One of the characteristics of the call date is that certain conditions must be present before the bond issuer is likely to exercise an early redemption. First, call dates may be extended to bond holders when the interest rates fall. When this happens, it becomes in the best interests of the bond issuer to gather in the bonds, honoring them at the old rate of interest, then immediately issuing new bonds at the new and lower rate of interest. This helps the bond issuer since the interest payments on the original bonds are only honored up to the call date. In the long run, the bond issuer will end up paying less in interest to bond holders.
A bondholder may also be interested in accepting a call date that is offered by the bond issuer. While honoring a call date means that the payoff on the investment will be less, it also means that there is some interest income earned, and that the proceeds can immediately be reinvested in another bond or other type of investment.
Generally, the terms and conditions surrounding a bond will include information about the earliest possible call date that the bond issuer can exercise. For example, the terms may specify that on a twenty year bond, the issuer retains the right to issue a call date at the ten year mark.
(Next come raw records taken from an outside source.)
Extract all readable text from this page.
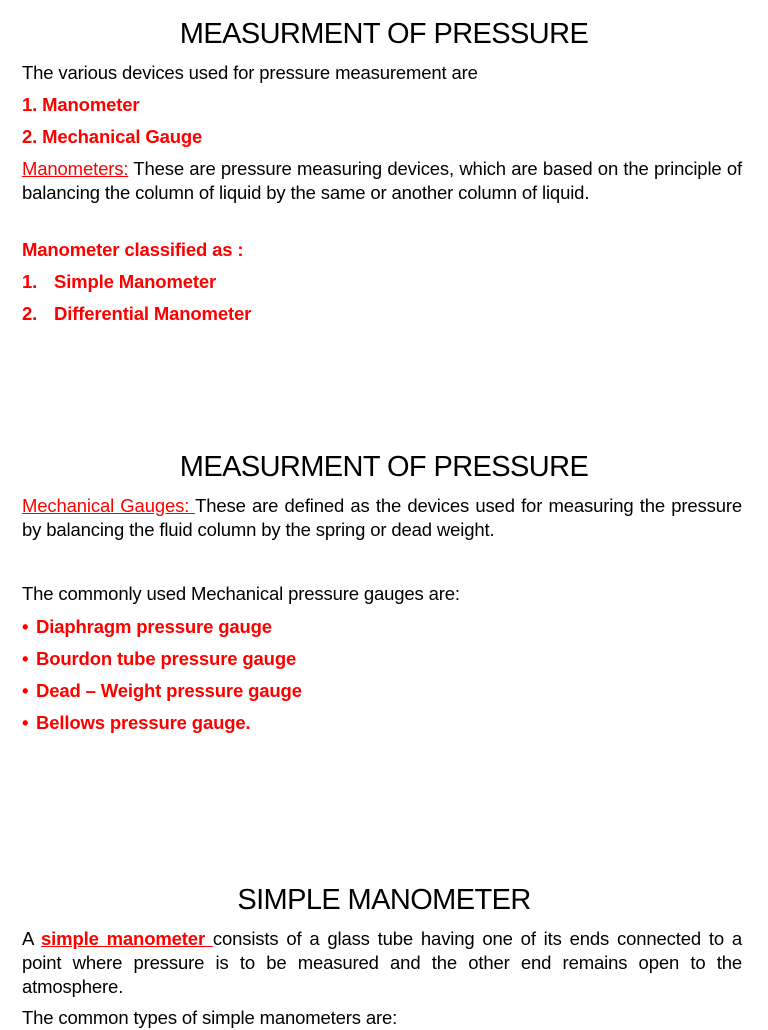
MEASURMENT OF PRESSURE
The various devices used for pressure measurement are
1. Manometer
2. Mechanical Gauge
Manometers: These are pressure measuring devices, which are based on the principle of balancing the column of liquid by the same or another column of liquid.
Manometer classified as :
1. Simple Manometer
2. Differential Manometer
MEASURMENT OF PRESSURE
Mechanical Gauges: These are defined as the devices used for measuring the pressure by balancing the fluid column by the spring or dead weight.
The commonly used Mechanical pressure gauges are:
• Diaphragm pressure gauge
• Bourdon tube pressure gauge
• Dead – Weight pressure gauge
• Bellows pressure gauge.
SIMPLE MANOMETER
A simple manometer consists of a glass tube having one of its ends connected to a point where pressure is to be measured and the other end remains open to the atmosphere.
The common types of simple manometers are:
Investors should always be aware of the provisions for a call date that are part of any bond issue.
Keep in mind that just because a bond issue comes with specifications related to a call date, that does not necessarily mean that the issuer will exercise the call date at any point in time. Unless there is a sound financial reason for invoking a call date, it is likely that the bond will remain in effect and earn interest income all the way through to the maturity date.